For donor Clarence Herbst, who is in his 90s, the lawsuit appeared to be a culmination of his decades-long battle against active management. The Warren Buffett acolyte advocated for passively investing his alma mater’s billions in low-fee equity index funds, specifically Vanguard Group’s S&P 500 tracker. “Even in the face of a global health pandemic, and what appears to be another recession, the index funds advocated for by plaintiffs are almost certainly trouncing the CU Foundation,” the latest complaint stated.
The university threw its weight behind the CU Foundation’s defense and called for a dismissal, arguing that Herbst and his fellow agitators had no standing to sue for damages to the institution, if that harm had even occurred.
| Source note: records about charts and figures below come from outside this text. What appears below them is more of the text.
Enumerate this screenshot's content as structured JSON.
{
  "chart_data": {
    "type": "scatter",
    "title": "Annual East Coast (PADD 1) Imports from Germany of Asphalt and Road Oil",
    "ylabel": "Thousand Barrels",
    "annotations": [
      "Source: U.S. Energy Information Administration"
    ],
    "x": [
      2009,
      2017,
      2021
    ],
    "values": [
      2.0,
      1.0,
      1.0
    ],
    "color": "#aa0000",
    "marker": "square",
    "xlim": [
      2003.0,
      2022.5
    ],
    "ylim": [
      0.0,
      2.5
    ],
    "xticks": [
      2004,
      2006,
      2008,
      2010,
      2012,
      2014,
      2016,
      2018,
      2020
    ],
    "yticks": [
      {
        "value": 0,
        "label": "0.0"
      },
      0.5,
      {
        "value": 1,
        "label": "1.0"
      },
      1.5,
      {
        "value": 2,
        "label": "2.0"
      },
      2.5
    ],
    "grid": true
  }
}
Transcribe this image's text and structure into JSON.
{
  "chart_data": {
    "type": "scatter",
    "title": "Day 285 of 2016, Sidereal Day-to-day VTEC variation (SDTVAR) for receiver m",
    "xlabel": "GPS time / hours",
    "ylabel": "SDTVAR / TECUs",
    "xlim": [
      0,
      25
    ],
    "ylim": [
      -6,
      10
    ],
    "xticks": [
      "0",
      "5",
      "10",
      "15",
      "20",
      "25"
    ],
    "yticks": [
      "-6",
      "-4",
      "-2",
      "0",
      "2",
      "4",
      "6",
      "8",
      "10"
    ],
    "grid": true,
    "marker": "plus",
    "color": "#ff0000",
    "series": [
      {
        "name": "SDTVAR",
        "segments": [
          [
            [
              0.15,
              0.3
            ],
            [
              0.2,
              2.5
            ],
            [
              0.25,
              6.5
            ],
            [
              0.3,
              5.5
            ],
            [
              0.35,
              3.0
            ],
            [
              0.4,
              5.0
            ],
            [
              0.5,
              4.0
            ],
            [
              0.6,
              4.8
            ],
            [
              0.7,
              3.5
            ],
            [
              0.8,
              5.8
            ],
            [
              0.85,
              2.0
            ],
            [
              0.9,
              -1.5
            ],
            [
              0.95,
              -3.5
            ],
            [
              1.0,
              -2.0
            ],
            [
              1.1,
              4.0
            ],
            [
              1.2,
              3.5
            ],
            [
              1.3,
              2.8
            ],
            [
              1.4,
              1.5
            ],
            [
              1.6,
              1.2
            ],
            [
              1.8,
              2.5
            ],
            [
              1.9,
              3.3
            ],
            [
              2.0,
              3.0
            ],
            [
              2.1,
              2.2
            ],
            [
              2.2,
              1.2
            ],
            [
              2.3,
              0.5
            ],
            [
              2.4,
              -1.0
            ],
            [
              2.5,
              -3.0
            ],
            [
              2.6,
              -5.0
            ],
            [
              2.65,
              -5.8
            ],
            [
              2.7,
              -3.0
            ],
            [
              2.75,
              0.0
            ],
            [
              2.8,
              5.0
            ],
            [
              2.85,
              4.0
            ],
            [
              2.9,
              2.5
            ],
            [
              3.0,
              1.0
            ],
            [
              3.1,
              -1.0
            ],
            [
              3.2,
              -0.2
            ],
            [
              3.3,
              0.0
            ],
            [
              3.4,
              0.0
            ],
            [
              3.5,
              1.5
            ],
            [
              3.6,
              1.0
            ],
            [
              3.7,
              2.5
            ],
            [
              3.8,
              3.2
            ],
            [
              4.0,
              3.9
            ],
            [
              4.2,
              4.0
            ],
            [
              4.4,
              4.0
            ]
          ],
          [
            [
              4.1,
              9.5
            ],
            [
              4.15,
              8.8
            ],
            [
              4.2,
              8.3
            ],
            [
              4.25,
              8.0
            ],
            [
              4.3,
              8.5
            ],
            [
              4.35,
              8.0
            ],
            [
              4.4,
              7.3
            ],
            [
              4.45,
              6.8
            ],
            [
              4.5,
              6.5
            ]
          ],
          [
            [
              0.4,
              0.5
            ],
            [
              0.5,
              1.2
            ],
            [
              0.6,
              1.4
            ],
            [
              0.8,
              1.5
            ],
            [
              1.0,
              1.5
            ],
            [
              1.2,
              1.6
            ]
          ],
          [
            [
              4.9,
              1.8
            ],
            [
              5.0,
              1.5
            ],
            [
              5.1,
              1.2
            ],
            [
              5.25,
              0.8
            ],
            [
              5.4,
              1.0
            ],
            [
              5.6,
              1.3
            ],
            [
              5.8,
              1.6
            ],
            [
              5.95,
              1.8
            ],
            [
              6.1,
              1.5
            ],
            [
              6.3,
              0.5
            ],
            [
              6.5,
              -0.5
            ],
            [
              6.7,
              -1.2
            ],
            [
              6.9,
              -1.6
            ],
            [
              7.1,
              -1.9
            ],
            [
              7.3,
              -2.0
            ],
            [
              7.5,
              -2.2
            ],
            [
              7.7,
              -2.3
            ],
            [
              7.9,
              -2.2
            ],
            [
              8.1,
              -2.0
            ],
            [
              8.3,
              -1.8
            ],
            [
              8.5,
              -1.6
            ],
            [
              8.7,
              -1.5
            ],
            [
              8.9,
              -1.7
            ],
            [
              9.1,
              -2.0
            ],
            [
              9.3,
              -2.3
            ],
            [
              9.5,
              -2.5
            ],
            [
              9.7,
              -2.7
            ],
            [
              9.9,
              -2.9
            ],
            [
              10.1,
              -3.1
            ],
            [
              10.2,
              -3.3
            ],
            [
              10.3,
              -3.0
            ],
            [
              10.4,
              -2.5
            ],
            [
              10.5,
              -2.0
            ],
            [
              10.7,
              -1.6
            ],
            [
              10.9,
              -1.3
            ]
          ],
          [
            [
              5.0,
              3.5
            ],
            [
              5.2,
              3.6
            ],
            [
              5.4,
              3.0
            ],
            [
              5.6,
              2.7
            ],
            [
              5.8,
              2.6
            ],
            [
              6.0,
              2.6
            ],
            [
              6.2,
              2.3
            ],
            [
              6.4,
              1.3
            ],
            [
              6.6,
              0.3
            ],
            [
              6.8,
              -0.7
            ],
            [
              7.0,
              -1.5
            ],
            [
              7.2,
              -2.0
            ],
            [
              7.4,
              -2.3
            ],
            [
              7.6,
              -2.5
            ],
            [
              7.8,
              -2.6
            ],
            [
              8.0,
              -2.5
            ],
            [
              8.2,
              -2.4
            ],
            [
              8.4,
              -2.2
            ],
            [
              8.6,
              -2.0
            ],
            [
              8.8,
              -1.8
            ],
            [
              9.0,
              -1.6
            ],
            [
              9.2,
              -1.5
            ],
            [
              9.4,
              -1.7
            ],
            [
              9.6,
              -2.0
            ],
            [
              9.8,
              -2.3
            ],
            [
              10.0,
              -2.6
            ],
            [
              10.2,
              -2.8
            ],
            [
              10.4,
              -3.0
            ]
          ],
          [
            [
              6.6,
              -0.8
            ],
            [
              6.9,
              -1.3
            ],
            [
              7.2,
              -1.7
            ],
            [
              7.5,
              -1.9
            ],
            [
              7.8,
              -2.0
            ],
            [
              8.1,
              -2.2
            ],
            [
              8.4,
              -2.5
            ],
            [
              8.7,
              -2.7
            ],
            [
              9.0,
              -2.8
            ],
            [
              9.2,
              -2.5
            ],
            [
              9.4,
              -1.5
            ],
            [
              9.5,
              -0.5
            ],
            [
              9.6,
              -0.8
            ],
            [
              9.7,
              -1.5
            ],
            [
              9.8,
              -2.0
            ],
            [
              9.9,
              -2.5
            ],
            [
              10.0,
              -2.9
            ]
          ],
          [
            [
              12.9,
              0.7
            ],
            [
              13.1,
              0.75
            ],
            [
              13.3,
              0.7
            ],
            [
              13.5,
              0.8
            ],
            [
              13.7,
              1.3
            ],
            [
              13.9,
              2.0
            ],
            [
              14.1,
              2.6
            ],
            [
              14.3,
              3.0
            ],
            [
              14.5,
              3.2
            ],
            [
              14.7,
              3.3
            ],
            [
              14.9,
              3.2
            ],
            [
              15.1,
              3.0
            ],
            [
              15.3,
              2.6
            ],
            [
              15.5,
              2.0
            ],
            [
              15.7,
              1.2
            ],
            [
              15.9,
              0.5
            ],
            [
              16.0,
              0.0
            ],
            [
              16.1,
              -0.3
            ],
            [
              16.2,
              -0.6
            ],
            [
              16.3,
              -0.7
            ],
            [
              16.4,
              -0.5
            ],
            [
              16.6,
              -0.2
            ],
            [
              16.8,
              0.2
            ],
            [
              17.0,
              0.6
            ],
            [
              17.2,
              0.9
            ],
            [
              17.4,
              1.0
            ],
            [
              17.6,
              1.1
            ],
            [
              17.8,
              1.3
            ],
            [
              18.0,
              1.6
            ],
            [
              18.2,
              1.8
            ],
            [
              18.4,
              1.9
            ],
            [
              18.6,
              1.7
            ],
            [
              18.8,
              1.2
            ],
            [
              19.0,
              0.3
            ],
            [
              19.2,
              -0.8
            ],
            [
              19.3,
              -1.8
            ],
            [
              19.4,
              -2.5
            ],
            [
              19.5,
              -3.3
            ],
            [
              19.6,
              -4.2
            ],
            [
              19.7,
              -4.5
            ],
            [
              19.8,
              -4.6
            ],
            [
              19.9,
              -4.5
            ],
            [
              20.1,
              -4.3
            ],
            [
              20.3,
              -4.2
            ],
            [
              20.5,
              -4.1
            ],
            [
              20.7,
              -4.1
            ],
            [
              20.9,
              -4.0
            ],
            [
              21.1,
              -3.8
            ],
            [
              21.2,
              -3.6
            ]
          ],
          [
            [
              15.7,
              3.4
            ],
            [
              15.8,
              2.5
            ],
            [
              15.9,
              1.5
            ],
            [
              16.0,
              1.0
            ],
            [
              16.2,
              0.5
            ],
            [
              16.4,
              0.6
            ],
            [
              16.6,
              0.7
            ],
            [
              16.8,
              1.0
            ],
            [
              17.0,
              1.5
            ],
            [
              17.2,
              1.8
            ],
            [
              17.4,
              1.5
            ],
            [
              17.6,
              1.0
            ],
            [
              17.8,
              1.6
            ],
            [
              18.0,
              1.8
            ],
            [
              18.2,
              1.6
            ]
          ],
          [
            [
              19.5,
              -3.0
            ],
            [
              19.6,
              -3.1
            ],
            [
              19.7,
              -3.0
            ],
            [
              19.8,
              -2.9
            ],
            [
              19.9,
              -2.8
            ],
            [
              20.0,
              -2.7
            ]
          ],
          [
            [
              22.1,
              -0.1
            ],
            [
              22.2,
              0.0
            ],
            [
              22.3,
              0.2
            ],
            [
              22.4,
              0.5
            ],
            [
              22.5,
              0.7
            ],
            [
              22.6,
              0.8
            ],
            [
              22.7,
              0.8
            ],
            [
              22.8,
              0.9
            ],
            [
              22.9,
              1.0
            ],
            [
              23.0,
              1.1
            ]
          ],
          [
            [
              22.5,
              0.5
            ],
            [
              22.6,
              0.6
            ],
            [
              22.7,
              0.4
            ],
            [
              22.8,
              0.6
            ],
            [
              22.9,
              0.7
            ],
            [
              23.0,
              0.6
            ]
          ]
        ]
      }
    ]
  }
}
“While people can have various opinions on active-versus-passive investing, it really doesn’t rise to a legal issue,” foundation president Jack Finlaw told Institutional Investor last month.
A judge agreed.
Last week, the Denver court granted the university’s request and threw out the case “with prejudice” — making a final and fatal ruling against a lawsuit’s merits.
The notion of taking an endowment fund to court over its mainstream investment strategy had spooked many industry insiders and sparked chatter on social media.
“This can’t prevail,” wrote one Reddit user in reaction to the suit. “If it does, then other universities (or even the same one) can be sued for using passive investments if the plaintiff can show that active investments would have performed better over a time period, to say nothing about the different investment strategies being employed.”
“Exactly,” another agreed. “The ‘there exists an investment strategy which would have beaten the one you picked’ is always true.”
On Twitter, a voluble investment critic and self-proclaimed “President of the Zero-AUM Club” suggested that the foundation’s strategic error wasn’t with its investing, but rather donor relations: “Sounds like foundation forgot to send Clarence Herbst some football tickets.”